ET is a publicly traded master limited partnership. Unitholders are limited partners in the Partnership and receive cash distributions. A partnership generally is not subject to federal or state income tax.

What is the potential price for Energy Transfer stock? ›

Based on short-term price targets offered by 13 analysts, the average price target for Energy Transfer LP comes to $18.08. The forecasts range from a low of $14.00 to a high of $22.00. The average price target represents an increase of 16.42% from the last closing price of $15.53.
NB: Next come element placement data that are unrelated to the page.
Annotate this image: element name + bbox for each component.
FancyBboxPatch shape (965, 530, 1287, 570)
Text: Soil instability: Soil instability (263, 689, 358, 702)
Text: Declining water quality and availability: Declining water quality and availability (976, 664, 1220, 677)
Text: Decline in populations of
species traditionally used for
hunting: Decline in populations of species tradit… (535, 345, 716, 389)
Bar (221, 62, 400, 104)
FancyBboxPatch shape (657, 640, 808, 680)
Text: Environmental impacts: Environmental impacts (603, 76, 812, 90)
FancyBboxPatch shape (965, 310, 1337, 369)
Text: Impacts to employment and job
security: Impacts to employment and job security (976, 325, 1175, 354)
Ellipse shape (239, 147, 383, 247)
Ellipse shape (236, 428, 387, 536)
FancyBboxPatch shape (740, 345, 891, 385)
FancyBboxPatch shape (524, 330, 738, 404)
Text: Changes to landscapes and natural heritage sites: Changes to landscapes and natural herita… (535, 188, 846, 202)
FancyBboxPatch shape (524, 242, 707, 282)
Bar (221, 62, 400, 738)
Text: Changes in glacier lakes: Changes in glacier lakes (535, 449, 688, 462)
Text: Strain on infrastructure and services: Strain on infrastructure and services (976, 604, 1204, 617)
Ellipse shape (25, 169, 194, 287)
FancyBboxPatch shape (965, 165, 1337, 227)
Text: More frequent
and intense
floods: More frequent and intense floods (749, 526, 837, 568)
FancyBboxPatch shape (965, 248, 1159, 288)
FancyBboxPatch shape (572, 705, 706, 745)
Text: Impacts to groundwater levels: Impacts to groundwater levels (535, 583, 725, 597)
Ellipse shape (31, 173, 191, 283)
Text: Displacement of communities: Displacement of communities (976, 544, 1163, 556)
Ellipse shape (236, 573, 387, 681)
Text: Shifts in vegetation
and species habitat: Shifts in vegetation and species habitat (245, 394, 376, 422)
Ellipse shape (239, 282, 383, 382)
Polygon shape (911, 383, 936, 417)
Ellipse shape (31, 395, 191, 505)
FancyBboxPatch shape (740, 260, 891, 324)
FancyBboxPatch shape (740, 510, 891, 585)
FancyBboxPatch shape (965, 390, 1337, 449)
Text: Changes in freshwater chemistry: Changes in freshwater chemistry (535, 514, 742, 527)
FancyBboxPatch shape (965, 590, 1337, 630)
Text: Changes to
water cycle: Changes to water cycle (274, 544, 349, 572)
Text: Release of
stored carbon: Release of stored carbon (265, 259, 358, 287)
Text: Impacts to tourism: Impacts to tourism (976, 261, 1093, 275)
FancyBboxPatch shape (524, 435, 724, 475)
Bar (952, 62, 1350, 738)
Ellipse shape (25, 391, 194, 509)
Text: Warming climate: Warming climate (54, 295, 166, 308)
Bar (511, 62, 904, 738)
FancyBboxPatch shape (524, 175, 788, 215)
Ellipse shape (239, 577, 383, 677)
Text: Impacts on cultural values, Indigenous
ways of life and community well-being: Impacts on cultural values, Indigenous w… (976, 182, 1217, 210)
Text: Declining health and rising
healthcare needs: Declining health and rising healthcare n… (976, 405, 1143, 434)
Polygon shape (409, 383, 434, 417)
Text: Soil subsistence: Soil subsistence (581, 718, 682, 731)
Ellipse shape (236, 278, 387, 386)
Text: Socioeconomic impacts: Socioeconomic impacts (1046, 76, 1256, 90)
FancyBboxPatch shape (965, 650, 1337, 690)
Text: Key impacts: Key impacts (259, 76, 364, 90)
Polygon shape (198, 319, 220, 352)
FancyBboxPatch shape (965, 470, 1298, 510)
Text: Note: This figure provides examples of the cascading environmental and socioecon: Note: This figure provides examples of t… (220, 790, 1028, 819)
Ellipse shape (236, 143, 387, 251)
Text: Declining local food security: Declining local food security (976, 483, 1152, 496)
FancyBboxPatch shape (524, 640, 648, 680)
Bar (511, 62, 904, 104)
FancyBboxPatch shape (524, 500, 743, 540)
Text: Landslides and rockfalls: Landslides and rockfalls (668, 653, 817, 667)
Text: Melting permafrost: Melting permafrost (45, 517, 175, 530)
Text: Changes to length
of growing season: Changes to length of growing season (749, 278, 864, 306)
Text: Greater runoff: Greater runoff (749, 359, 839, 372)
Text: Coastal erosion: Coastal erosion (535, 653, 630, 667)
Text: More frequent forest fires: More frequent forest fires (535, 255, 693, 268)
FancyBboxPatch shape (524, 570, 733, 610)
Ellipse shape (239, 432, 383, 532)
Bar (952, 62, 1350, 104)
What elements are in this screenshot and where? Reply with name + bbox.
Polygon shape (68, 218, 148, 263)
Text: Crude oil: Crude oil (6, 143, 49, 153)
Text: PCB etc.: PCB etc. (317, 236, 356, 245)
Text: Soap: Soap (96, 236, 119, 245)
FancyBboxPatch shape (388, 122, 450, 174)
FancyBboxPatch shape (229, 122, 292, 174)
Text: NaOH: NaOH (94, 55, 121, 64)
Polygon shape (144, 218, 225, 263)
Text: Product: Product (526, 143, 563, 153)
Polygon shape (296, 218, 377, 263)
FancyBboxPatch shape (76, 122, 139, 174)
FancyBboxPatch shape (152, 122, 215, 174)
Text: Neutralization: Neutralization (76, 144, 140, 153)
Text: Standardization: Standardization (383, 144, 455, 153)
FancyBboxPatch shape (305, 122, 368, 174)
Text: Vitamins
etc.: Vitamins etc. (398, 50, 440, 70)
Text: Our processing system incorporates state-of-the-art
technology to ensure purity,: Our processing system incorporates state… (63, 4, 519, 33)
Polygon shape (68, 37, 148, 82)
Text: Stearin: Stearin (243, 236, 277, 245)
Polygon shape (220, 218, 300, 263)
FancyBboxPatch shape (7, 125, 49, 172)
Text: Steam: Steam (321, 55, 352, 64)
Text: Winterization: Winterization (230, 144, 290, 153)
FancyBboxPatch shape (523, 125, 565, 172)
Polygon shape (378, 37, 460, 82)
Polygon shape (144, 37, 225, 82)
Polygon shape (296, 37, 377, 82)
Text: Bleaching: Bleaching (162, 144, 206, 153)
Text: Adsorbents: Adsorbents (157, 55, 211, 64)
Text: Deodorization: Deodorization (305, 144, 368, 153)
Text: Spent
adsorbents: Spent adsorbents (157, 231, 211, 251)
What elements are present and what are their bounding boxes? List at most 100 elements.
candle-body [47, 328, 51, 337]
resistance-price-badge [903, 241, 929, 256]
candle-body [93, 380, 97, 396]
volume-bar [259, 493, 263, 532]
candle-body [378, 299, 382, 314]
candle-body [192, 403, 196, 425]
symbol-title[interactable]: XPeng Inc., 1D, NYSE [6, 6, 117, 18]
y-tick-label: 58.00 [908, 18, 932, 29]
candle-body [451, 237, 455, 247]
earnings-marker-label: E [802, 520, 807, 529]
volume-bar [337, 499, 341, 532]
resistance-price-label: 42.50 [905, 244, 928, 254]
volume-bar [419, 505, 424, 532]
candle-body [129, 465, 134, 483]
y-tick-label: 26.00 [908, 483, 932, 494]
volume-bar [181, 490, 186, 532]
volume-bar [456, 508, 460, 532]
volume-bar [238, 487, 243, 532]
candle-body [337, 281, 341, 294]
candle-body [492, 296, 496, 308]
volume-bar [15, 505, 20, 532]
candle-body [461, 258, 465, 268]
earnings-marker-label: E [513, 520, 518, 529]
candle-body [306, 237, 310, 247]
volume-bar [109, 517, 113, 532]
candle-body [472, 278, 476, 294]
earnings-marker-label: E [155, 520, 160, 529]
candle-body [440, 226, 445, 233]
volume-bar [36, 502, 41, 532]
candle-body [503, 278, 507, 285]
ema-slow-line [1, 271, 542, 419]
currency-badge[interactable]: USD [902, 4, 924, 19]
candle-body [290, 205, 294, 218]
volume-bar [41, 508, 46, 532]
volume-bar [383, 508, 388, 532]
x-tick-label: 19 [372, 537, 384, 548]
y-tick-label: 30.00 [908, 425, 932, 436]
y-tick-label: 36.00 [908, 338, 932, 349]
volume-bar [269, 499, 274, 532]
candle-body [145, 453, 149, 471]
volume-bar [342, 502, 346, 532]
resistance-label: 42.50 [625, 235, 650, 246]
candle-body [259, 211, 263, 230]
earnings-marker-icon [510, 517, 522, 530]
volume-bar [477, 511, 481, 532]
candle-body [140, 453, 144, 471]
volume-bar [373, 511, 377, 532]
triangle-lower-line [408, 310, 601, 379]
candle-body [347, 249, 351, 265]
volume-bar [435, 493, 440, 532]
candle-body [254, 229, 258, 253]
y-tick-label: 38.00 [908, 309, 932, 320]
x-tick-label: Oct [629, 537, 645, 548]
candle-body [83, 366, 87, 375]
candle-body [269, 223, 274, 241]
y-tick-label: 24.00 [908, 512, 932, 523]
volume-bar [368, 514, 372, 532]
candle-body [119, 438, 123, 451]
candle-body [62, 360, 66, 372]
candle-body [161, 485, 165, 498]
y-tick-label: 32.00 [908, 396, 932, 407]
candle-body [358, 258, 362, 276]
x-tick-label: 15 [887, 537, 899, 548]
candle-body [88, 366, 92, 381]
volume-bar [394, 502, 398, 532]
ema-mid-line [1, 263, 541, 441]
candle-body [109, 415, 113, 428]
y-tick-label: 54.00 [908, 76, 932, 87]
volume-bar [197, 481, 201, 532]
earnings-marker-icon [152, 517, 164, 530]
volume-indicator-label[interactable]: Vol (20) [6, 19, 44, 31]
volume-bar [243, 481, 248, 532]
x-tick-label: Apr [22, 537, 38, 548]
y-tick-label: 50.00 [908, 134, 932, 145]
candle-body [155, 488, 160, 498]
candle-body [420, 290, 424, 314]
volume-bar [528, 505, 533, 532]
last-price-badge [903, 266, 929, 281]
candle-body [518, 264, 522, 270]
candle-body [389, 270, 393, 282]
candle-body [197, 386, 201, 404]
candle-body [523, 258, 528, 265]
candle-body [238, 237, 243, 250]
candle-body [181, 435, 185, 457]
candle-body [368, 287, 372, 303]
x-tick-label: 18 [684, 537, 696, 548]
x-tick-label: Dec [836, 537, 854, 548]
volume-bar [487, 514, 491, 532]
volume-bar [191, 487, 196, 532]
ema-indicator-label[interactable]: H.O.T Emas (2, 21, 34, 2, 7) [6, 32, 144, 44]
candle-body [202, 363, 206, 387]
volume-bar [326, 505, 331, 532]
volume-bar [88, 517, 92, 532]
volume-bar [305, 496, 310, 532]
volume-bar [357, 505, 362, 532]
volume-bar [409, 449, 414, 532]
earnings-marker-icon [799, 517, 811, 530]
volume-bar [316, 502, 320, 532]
What is the target price for ET energy transfer? ›

Stock Price Target ET
High$23.00
Median$18.00
Low$15.00
Average$18.36
Current Price$15.68

Is Energy Transfer a good company? ›

Energy Transfer has an employee rating of 3.7 out of 5 stars, based on 565 company reviews on Glassdoor which indicates that most employees have a good working experience there.

Is ET stock undervalued? ›

The intrinsic value of one ET stock under the Base Case scenario is 26.24 USD. Compared to the current market price of 15.59 USD, Energy Transfer LP is Undervalued by 41%.

Should I buy VDE stock? ›

VDE has a conensus rating of Moderate Buy which is based on 90 buy ratings, 23 hold ratings and 3 sell ratings. What is VDE's price target? The average price target for VDE is $148.92. This is based on 116 Wall Streets Analysts 12-month price targets, issued in the past 3 months.